Working lives - Skill shortages

'I look for people who have experience of working in a safety critical environment, and have a disciplined and structured approach to work, ' states Tubelines business operation planning manager Salim Ahmed.

'People with these three qualities tend to do very well in the rail industry.'

He hired services leavers Dave Stokoe and Nigel Thompson as resource managers in May and is pleased with his decision.

'Dave and Nigel originally applied for technical officer posts but it was very clear they had a lot more to offer so I promoted them before they had even started and hired them as safety resource managers.

Stokoe joined Tubelines after 23 years with the army, specialising in army aviation with the Royal Electrical & Mechanical Engineers, while Thompson was previously chief petty officer in the Royal Navy.

'Working at Tubelines is not that dissimilar to working in the forces, though finding the right level to pitch your skills and experience in relation to the jobs available was initially very difficult, ' says Stokoe.

'McGinley helped us turn rail speak into military language and vice-versa so that we knew what roles to go for.
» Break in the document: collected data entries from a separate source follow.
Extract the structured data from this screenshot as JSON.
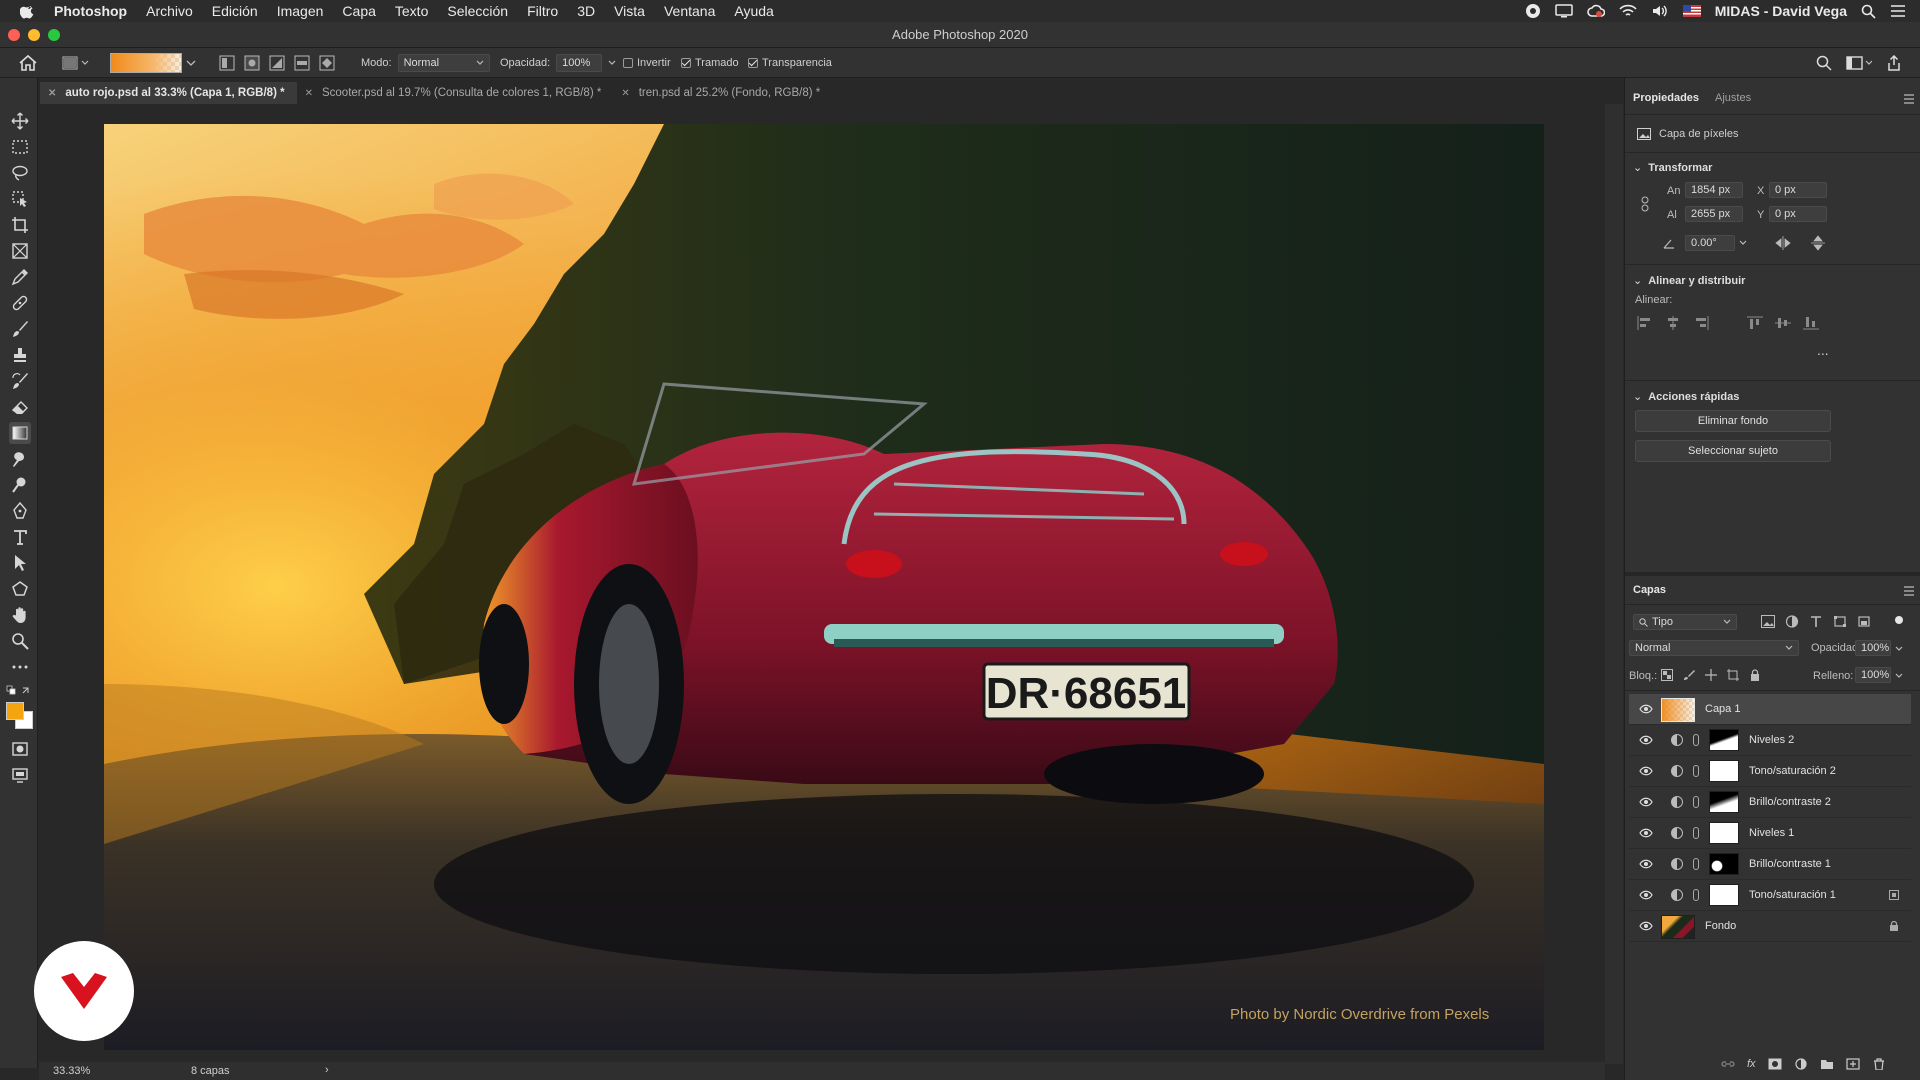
{
  "menubar": {
    "app_name": "Photoshop",
    "items": [
      "Archivo",
      "Edición",
      "Imagen",
      "Capa",
      "Texto",
      "Selección",
      "Filtro",
      "3D",
      "Vista",
      "Ventana",
      "Ayuda"
    ],
    "user": "MIDAS - David Vega"
  },
  "window": {
    "title": "Adobe Photoshop 2020"
  },
  "options": {
    "mode_label": "Modo:",
    "mode_value": "Normal",
    "opacity_label": "Opacidad:",
    "opacity_value": "100%",
    "invert_label": "Invertir",
    "dither_label": "Tramado",
    "transparency_label": "Transparencia",
    "gradient_colors": [
      "#f08a1a",
      "#f7c98a"
    ]
  },
  "tabs": [
    {
      "label": "auto rojo.psd al 33.3% (Capa 1, RGB/8) *",
      "active": true
    },
    {
      "label": "Scooter.psd al 19.7% (Consulta de colores 1, RGB/8) *",
      "active": false
    },
    {
      "label": "tren.psd al 25.2% (Fondo, RGB/8) *",
      "active": false
    }
  ],
  "canvas": {
    "credit": "Photo by Nordic Overdrive from Pexels",
    "plate": "DR·68651"
  },
  "statusbar": {
    "zoom": "33.33%",
    "info": "8 capas"
  },
  "properties": {
    "tab_active": "Propiedades",
    "tab_other": "Ajustes",
    "layer_type": "Capa de píxeles",
    "transform": {
      "heading": "Transformar",
      "w_label": "An",
      "w_value": "1854 px",
      "h_label": "Al",
      "h_value": "2655 px",
      "x_label": "X",
      "x_value": "0 px",
      "y_label": "Y",
      "y_value": "0 px",
      "angle_value": "0.00°"
    },
    "align": {
      "heading": "Alinear y distribuir",
      "sub": "Alinear:",
      "more": "..."
    },
    "quick": {
      "heading": "Acciones rápidas",
      "btn_remove_bg": "Eliminar fondo",
      "btn_select_subject": "Seleccionar sujeto"
    }
  },
  "layers_panel": {
    "title": "Capas",
    "filter_value": "Tipo",
    "blend_value": "Normal",
    "opacity_label": "Opacidad:",
    "opacity_value": "100%",
    "lock_label": "Bloq.:",
    "fill_label": "Relleno:",
    "fill_value": "100%",
    "layers": [
      {
        "name": "Capa 1",
        "kind": "pixel",
        "selected": true
      },
      {
        "name": "Niveles 2",
        "kind": "adjustment",
        "mask": "gradient"
      },
      {
        "name": "Tono/saturación 2",
        "kind": "adjustment",
        "mask": "white"
      },
      {
        "name": "Brillo/contraste 2",
        "kind": "adjustment",
        "mask": "gradient"
      },
      {
        "name": "Niveles 1",
        "kind": "adjustment",
        "mask": "white"
      },
      {
        "name": "Brillo/contraste 1",
        "kind": "adjustment",
        "mask": "black"
      },
      {
        "name": "Tono/saturación 1",
        "kind": "adjustment",
        "mask": "white"
      },
      {
        "name": "Fondo",
        "kind": "background",
        "locked": true
      }
    ]
  }
}
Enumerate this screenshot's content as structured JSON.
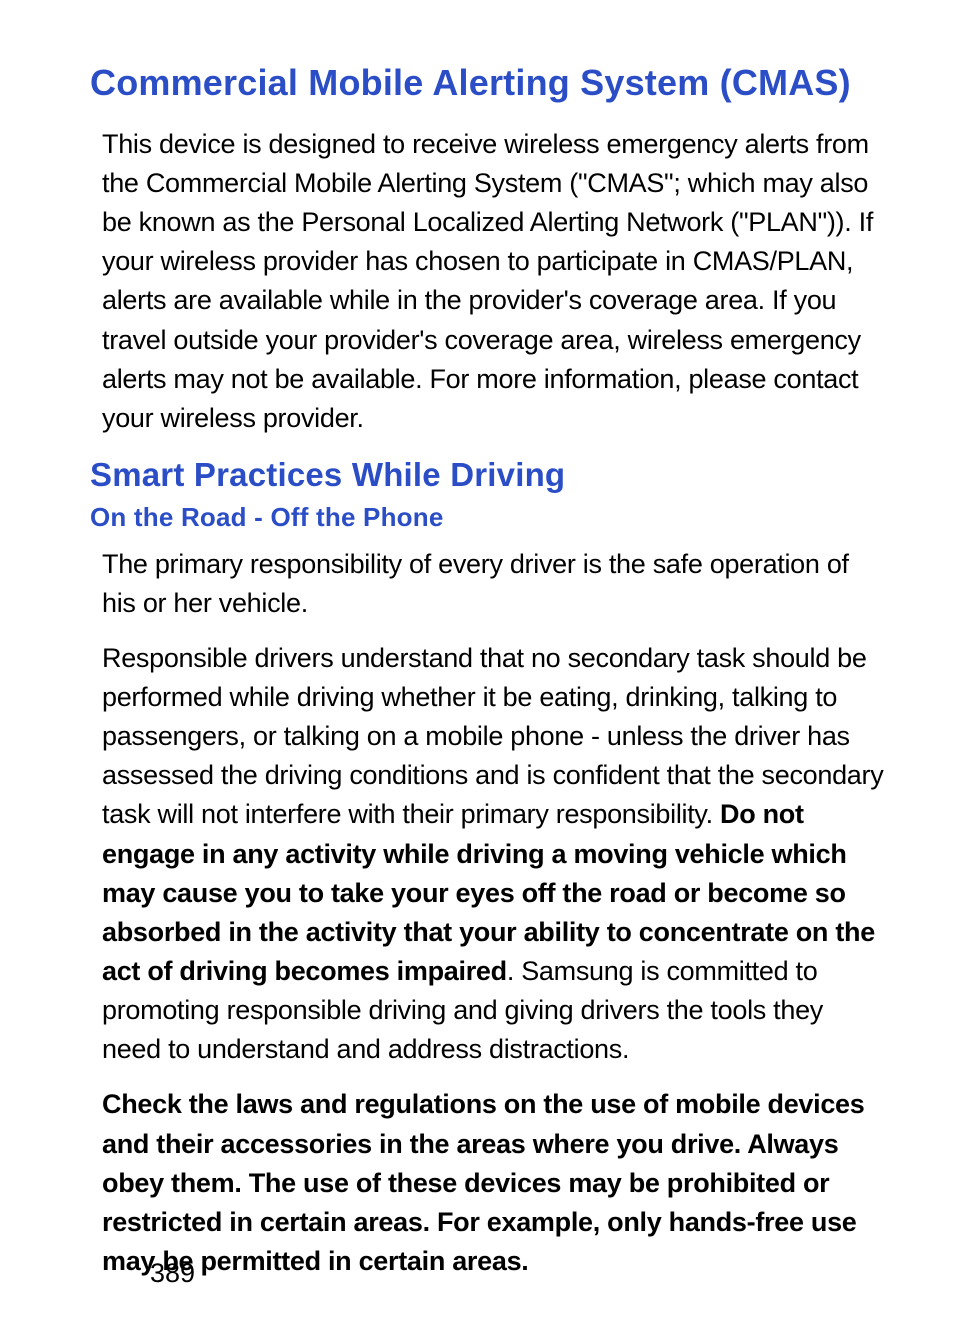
{
  "section1": {
    "title": "Commercial Mobile Alerting System (CMAS)",
    "p1": "This device is designed to receive wireless emergency alerts from the Commercial Mobile Alerting System (\"CMAS\"; which may also be known as the Personal Localized Alerting Network (\"PLAN\")). If your wireless provider has chosen to participate in CMAS/PLAN, alerts are available while in the provider's coverage area. If you travel outside your provider's coverage area, wireless emergency alerts may not be available. For more information, please contact your wireless provider."
  },
  "section2": {
    "title": "Smart Practices While Driving",
    "subtitle": "On the Road - Off the Phone",
    "p1": "The primary responsibility of every driver is the safe operation of his or her vehicle.",
    "p2a": "Responsible drivers understand that no secondary task should be performed while driving whether it be eating, drinking, talking to passengers, or talking on a mobile phone - unless the driver has assessed the driving conditions and is confident that the secondary task will not interfere with their primary responsibility. ",
    "p2b": "Do not engage in any activity while driving a moving vehicle which may cause you to take your eyes off the road or become so absorbed in the activity that your ability to concentrate on the act of driving becomes impaired",
    "p2c": ". Samsung is committed to promoting responsible driving and giving drivers the tools they need to understand and address distractions.",
    "p3": "Check the laws and regulations on the use of mobile devices and their accessories in the areas where you drive. Always obey them. The use of these devices may be prohibited or restricted in certain areas. For example, only hands-free use may be permitted in certain areas."
  },
  "page_number": "389"
}
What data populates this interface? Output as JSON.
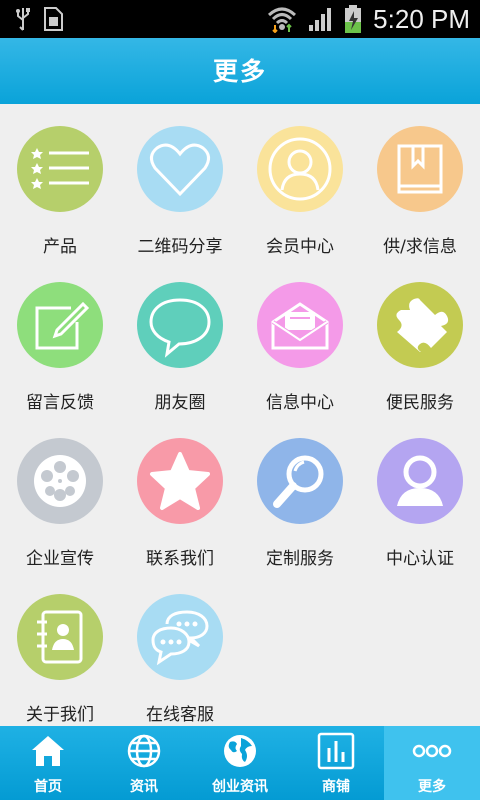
{
  "status": {
    "time": "5:20 PM"
  },
  "header": {
    "title": "更多"
  },
  "grid": {
    "items": [
      {
        "label": "产品",
        "icon": "product-list-icon",
        "color": "#b6cf6b"
      },
      {
        "label": "二维码分享",
        "icon": "heart-icon",
        "color": "#a8dcf3"
      },
      {
        "label": "会员中心",
        "icon": "member-avatar-icon",
        "color": "#fae39a"
      },
      {
        "label": "供/求信息",
        "icon": "book-icon",
        "color": "#f7c88c"
      },
      {
        "label": "留言反馈",
        "icon": "edit-note-icon",
        "color": "#8ede7c"
      },
      {
        "label": "朋友圈",
        "icon": "chat-bubble-icon",
        "color": "#5fcfbb"
      },
      {
        "label": "信息中心",
        "icon": "envelope-icon",
        "color": "#f49ae8"
      },
      {
        "label": "便民服务",
        "icon": "puzzle-icon",
        "color": "#c3cb52"
      },
      {
        "label": "企业宣传",
        "icon": "film-reel-icon",
        "color": "#c4c9d0"
      },
      {
        "label": "联系我们",
        "icon": "star-icon",
        "color": "#f89aa8"
      },
      {
        "label": "定制服务",
        "icon": "magnifier-icon",
        "color": "#8fb5e9"
      },
      {
        "label": "中心认证",
        "icon": "user-icon",
        "color": "#b4a5f1"
      },
      {
        "label": "关于我们",
        "icon": "contacts-book-icon",
        "color": "#b6cf6b"
      },
      {
        "label": "在线客服",
        "icon": "chat-bubbles-icon",
        "color": "#a8dcf3"
      }
    ]
  },
  "tabs": [
    {
      "label": "首页",
      "icon": "home-icon"
    },
    {
      "label": "资讯",
      "icon": "globe-icon"
    },
    {
      "label": "创业资讯",
      "icon": "earth-icon"
    },
    {
      "label": "商铺",
      "icon": "bar-chart-icon"
    },
    {
      "label": "更多",
      "icon": "more-dots-icon",
      "active": true
    }
  ]
}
We both applied for the technical officer posts on the basis that, as soon as Tubelines understood our experience, there would be appropriate jobs available.'

'Managerial skills learnt within the forces, especially man management, have proved invaluable, ' adds Thompson.

Both see strong similarities between the rail sector and the armed forces.

'Rail engineering is extremely busy and, like the military, it can be extremely challenging with unusual hours, ' says Stokoe 'There's also a cultural similarity in that you get out what you put in.